Through multilevel regression analysis, it can be concluded that the fact of belonging in G7 and BRICS group does not bring greater academic publications or technological development performance, but the performance is quite important when it observed each country individually. Analyzing absolute indicators, the G7 countries and China are the most important in innovation research, but the performance of the BRICS countries has grown at a higher rate than G7 countries during the analyzed period.

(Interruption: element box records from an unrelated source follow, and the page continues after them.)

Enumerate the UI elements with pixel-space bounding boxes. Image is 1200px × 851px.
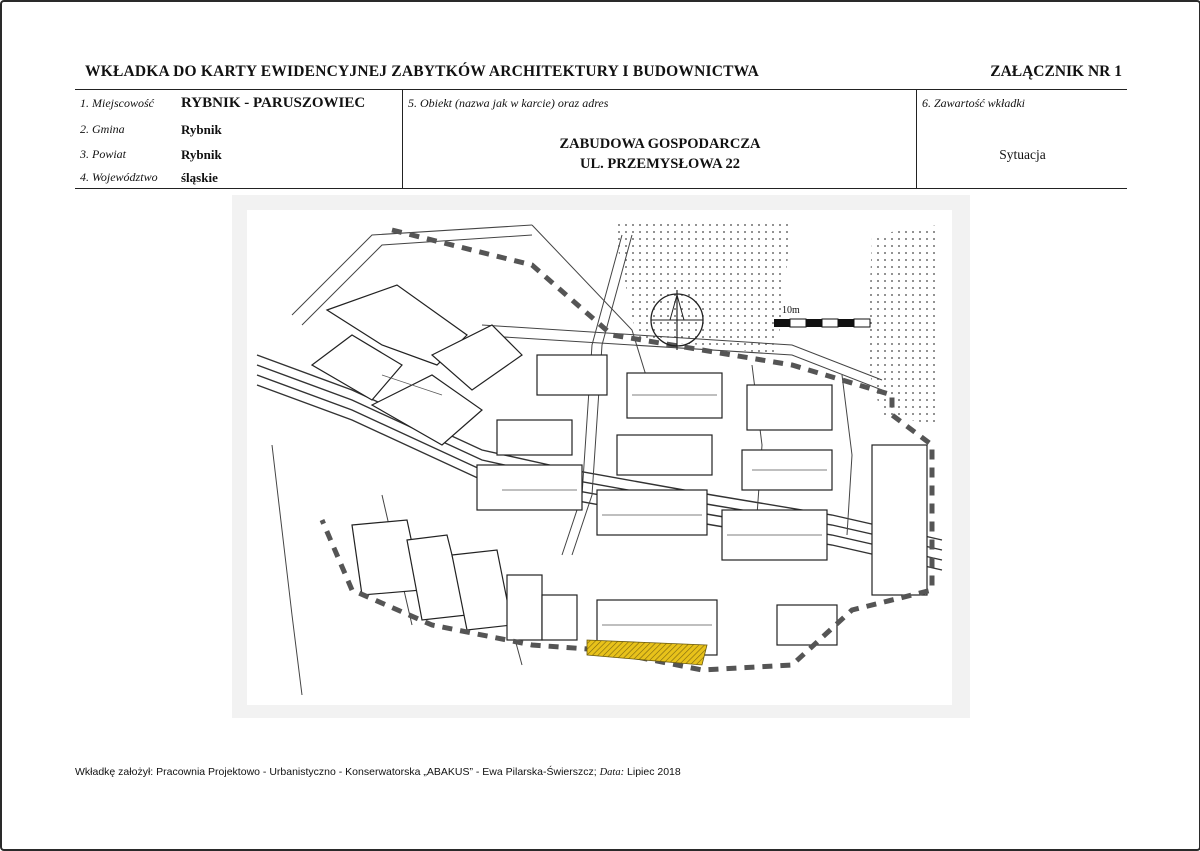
document-title: WKŁADKA DO KARTY EWIDENCYJNEJ ZABYTKÓW A… <box>85 63 760 80</box>
site-plan-drawing: 10m <box>232 195 970 718</box>
column-divider-2 <box>916 89 917 188</box>
footer-author: Wkładkę założył: Pracownia Projektowo - … <box>75 766 597 778</box>
site-map: 10m <box>232 195 970 718</box>
scale-bar <box>774 318 871 328</box>
object-address: UL. PRZEMYSŁOWA 22 <box>580 156 740 172</box>
county-label: 3. Powiat <box>80 147 127 161</box>
voivodeship-label: 4. Województwo <box>80 170 158 184</box>
content-value: Sytuacja <box>999 147 1046 162</box>
object-name: ZABUDOWA GOSPODARCZA <box>559 136 761 152</box>
commune-value: Rybnik <box>181 122 222 137</box>
footer-note: Wkładkę założył: Pracownia Projektowo - … <box>75 766 681 778</box>
content-label: 6. Zawartość wkładki <box>922 96 1026 110</box>
table-bottom-rule <box>75 188 1127 189</box>
locality-label: 1. Miejscowość <box>80 96 154 110</box>
county-value: Rybnik <box>181 147 222 162</box>
column-divider-1 <box>402 89 403 188</box>
footer-date-value: Lipiec 2018 <box>627 766 681 778</box>
dotted-area-east <box>867 225 937 425</box>
footer-date-label: Data: <box>599 767 625 778</box>
scale-label: 10m <box>782 305 800 316</box>
locality-value: RYBNIK - PARUSZOWIEC <box>181 95 366 111</box>
object-label: 5. Obiekt (nazwa jak w karcie) oraz adre… <box>408 96 609 110</box>
table-top-rule <box>75 89 1127 90</box>
voivodeship-value: śląskie <box>181 170 218 185</box>
commune-label: 2. Gmina <box>80 122 125 136</box>
annex-number: ZAŁĄCZNIK NR 1 <box>990 63 1122 80</box>
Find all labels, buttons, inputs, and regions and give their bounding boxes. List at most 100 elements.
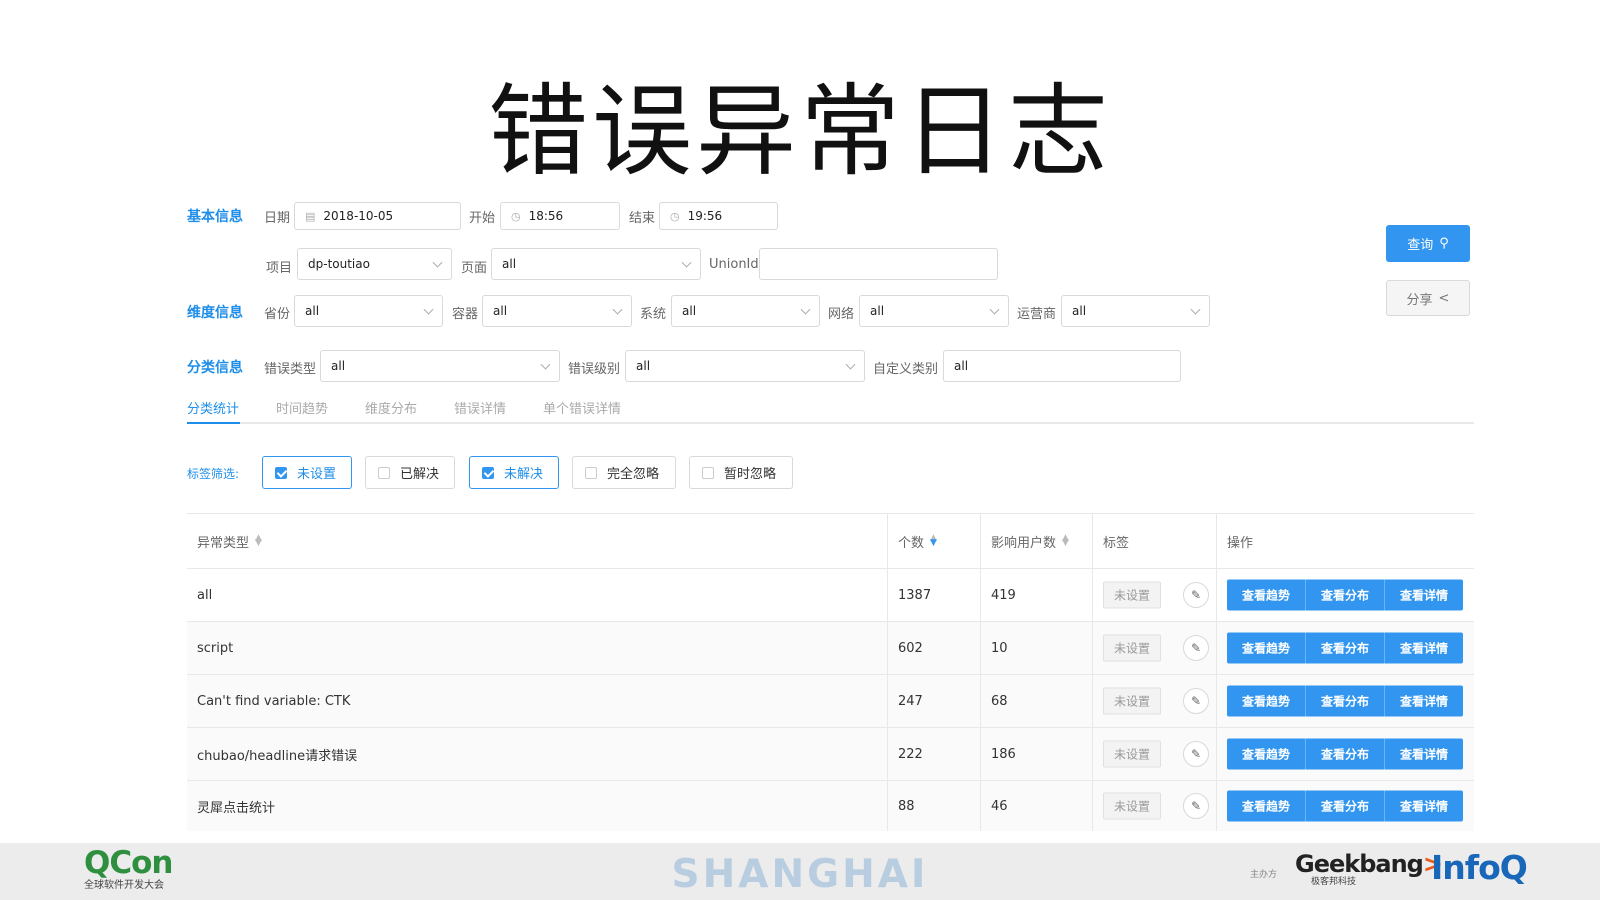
section-category-info: 分类信息 (187, 360, 243, 376)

In summary, despite the economic growth and social progress made by the BRICS group in recent years, these improvements have not been increasing at the same rate as the researches on open innovation in these countries. Therefore, it was found that the G7 countries have greater resources and opportunity to conduct studies on open innovation, with the BRICS countries still at an embryonic stage of research on this topic.
Footnotes
Acknowledgements
The authors are grateful to the anonymous referees of the journal for their extremely useful suggestions to improve the quality of the article. Usual disclaimers apply.